Tickets
General Ticket: $10
Members: Free with RSVP
Join us in the Garden for a Sunday morning reading with writers, David Grundy, poet and author of A Black Arts Poetry Machine: Amiri Baraka and the Umbra Poets, and Hugh Ryan curator and author of The Women’s House of Detention: A Queer History of a Forgotten Prison. Dive into the impetus behind the work and gain insight into their practices as the two discuss their inspirations and share excerpts from their current work in process. Explore two different genres as David reads from his poetry in process, and Hugh reads from his memoir-in-essays currently underway. A Q&A with those in attendance will take place after the discussion.

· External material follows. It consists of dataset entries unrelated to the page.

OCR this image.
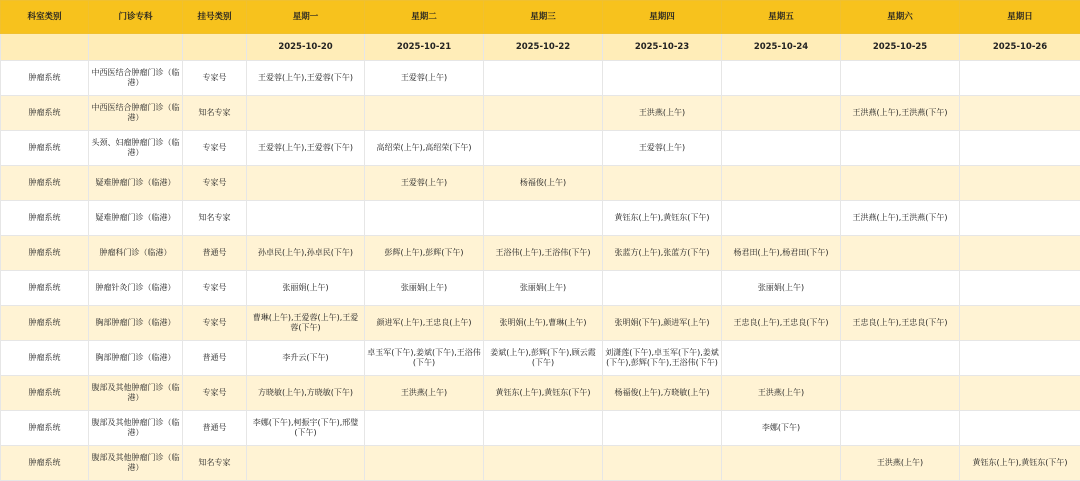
科室类别	门诊专科	挂号类别	星期一	星期二	星期三	星期四	星期五	星期六	星期日
			2025-10-20	2025-10-21	2025-10-22	2025-10-23	2025-10-24	2025-10-25	2025-10-26
肿瘤系统	中西医结合肿瘤门诊（临港）	专家号	王爱蓉(上午),王爱蓉(下午)	王爱蓉(上午)					
肿瘤系统	中西医结合肿瘤门诊（临港）	知名专家				王洪燕(上午)		王洪燕(上午),王洪燕(下午)	
肿瘤系统	头颈、妇瘤肿瘤门诊（临港）	专家号	王爱蓉(上午),王爱蓉(下午)	高绍荣(上午),高绍荣(下午)		王爱蓉(上午)			
肿瘤系统	疑难肿瘤门诊（临港）	专家号		王爱蓉(上午)	杨福俊(上午)				
肿瘤系统	疑难肿瘤门诊（临港）	知名专家				黄钰东(上午),黄钰东(下午)		王洪燕(上午),王洪燕(下午)	
肿瘤系统	肿瘤科门诊（临港）	普通号	孙卓民(上午),孙卓民(下午)	彭辉(上午),彭辉(下午)	王浴伟(上午),王浴伟(下午)	张蓝方(上午),张蓝方(下午)	杨君田(上午),杨君田(下午)		
肿瘤系统	肿瘤针灸门诊（临港）	专家号	张丽娟(上午)	张丽娟(上午)	张丽娟(上午)		张丽娟(上午)		
肿瘤系统	胸部肿瘤门诊（临港）	专家号	曹琳(上午),王爱蓉(上午),王爱蓉(下午)	颜进军(上午),王忠良(上午)	张明娟(上午),曹琳(上午)	张明娟(下午),颜进军(上午)	王忠良(上午),王忠良(下午)	王忠良(上午),王忠良(下午)	
肿瘤系统	胸部肿瘤门诊（临港）	普通号	李升云(下午)	卓玉军(下午),姜斌(下午),王浴伟(下午)	姜斌(上午),彭辉(下午),顾云霞(下午)	刘潇莲(下午),卓玉军(下午),姜斌(下午),彭辉(下午),王浴伟(下午)			
肿瘤系统	腹部及其他肿瘤门诊（临港）	专家号	方晓敏(上午),方晓敏(下午)	王洪燕(上午)	黄钰东(上午),黄钰东(下午)	杨福俊(上午),方晓敏(上午)	王洪燕(上午)		
肿瘤系统	腹部及其他肿瘤门诊（临港）	普通号	李娜(下午),柯振宇(下午),邢璧(下午)				李娜(下午)		
肿瘤系统	腹部及其他肿瘤门诊（临港）	知名专家						王洪燕(上午)	黄钰东(上午),黄钰东(下午)
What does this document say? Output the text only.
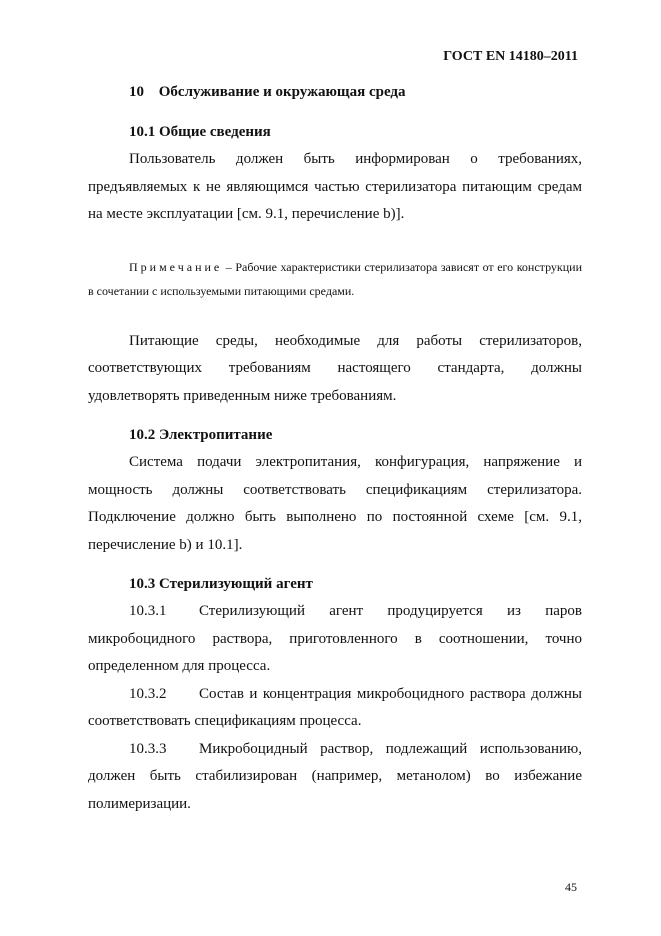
ГОСТ EN 14180–2011
10 Обслуживание и окружающая среда
10.1 Общие сведения

Пользователь должен быть информирован о требованиях, предъявляемых к не являющимся частью стерилизатора питающим средам на месте эксплуатации [см. 9.1, перечисление b)].

Примечание – Рабочие характеристики стерилизатора зависят от его конструкции в сочетании с используемыми питающими средами.

Питающие среды, необходимые для работы стерилизаторов, соответствующих требованиям настоящего стандарта, должны удовлетворять приведенным ниже требованиям.

10.2 Электропитание

Система подачи электропитания, конфигурация, напряжение и мощность должны соответствовать спецификациям стерилизатора. Подключение должно быть выполнено по постоянной схеме [см. 9.1, перечисление b) и 10.1].

10.3 Стерилизующий агент

10.3.1 Стерилизующий агент продуцируется из паров микробоцидного раствора, приготовленного в соотношении, точно определенном для процесса.

10.3.2 Состав и концентрация микробоцидного раствора должны соответствовать спецификациям процесса.

10.3.3 Микробоцидный раствор, подлежащий использованию, должен быть стабилизирован (например, метанолом) во избежание полимеризации.

45
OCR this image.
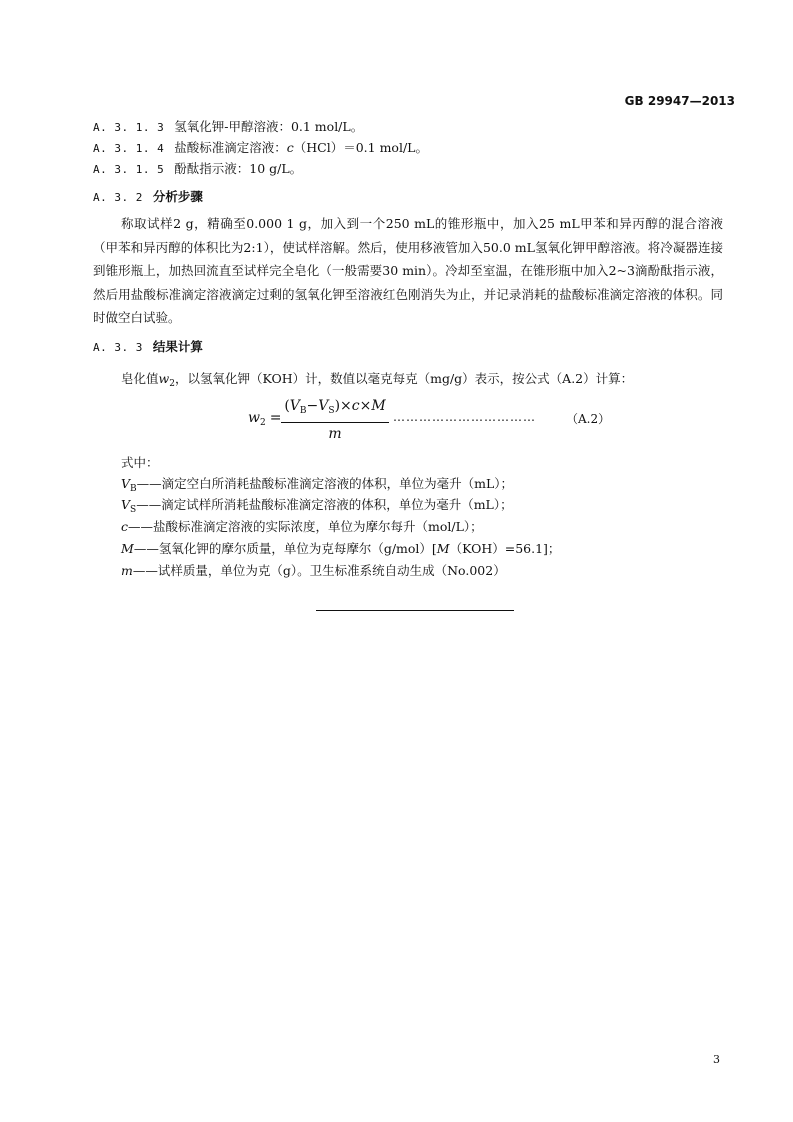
GB 29947—2013
A. 3. 1. 3 氢氧化钾-甲醇溶液：0.1 mol/L。
A. 3. 1. 4 盐酸标准滴定溶液：c（HCl）＝0.1 mol/L。
A. 3. 1. 5 酚酞指示液：10 g/L。
A. 3. 2 分析步骤
称取试样2 g，精确至0.000 1 g，加入到一个250 mL的锥形瓶中，加入25 mL甲苯和异丙醇的混合溶液（甲苯和异丙醇的体积比为2:1），使试样溶解。然后，使用移液管加入50.0 mL氢氧化钾甲醇溶液。将冷凝器连接到锥形瓶上，加热回流直至试样完全皂化（一般需要30 min）。冷却至室温，在锥形瓶中加入2~3滴酚酞指示液，然后用盐酸标准滴定溶液滴定过剩的氢氧化钾至溶液红色刚消失为止，并记录消耗的盐酸标准滴定溶液的体积。同时做空白试验。
A. 3. 3 结果计算
皂化值$w_2$，以氢氧化钾（KOH）计，数值以毫克每克（mg/g）表示，按公式（A.2）计算：
$w_2$ =
$(V_B-V_S)\times c\times M$
m
……………………………	（A.2）
式中：
$V_B——$滴定空白所消耗盐酸标准滴定溶液的体积，单位为毫升（mL）；
$V_S——$滴定试样所消耗盐酸标准滴定溶液的体积，单位为毫升（mL）；
c——盐酸标准滴定溶液的实际浓度，单位为摩尔每升（mol/L）；
M——氢氧化钾的摩尔质量，单位为克每摩尔（g/mol）[M（KOH）=56.1]；
m——试样质量，单位为克（g）。卫生标准系统自动生成（No.002）
3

This reading has been programmed as part of David and Hugh’s 2024 residency at The Church. For a full line-up and schedule for our upcoming artists-in-residence, visit our website here.
ABOUT THE WRITERS
-
DAVID GRUNDY is a poet and scholar. He is the author of A Black Arts Poetry Machine: Amiri Baraka and the Umbra Poets (Bloomsbury Academic, 2019), Present Continuous (Pamenar Press, 2022), and A True Account (The 87 Press, 2023), and co-editor, with Lauri Scheyer, of Selected Poems of Calvin C. Hernton (Wesleyan University Press, 2023). Never by Itself Alone: Queer Poetry in Boston and San Francisco, 1943–Present is forthcoming from Oxford University Press in 2024, and he is currently working on a project on free jazz entitled Survival Music. He co-runs the small press Materials/Materialien.
-
HUGH RYAN is a writer and curator, and most recently, the author of The Women’s House of Detention: A Queer History of a Forgotten Prison, which won the Israel Fishman Stonewall Book Award from American Library Association and the biennial William A. Percy award from the Warren Johansson Foundation. His first book, When Brooklyn Was Queer, won a 2020 New York City Book Award, was a New York Times Editors’ Choice in 2019, and was a finalist for the Randy Shilts and Lambda Literary Awards. He was honored with the 2020 Allan Berube Prize from the American Historical Association.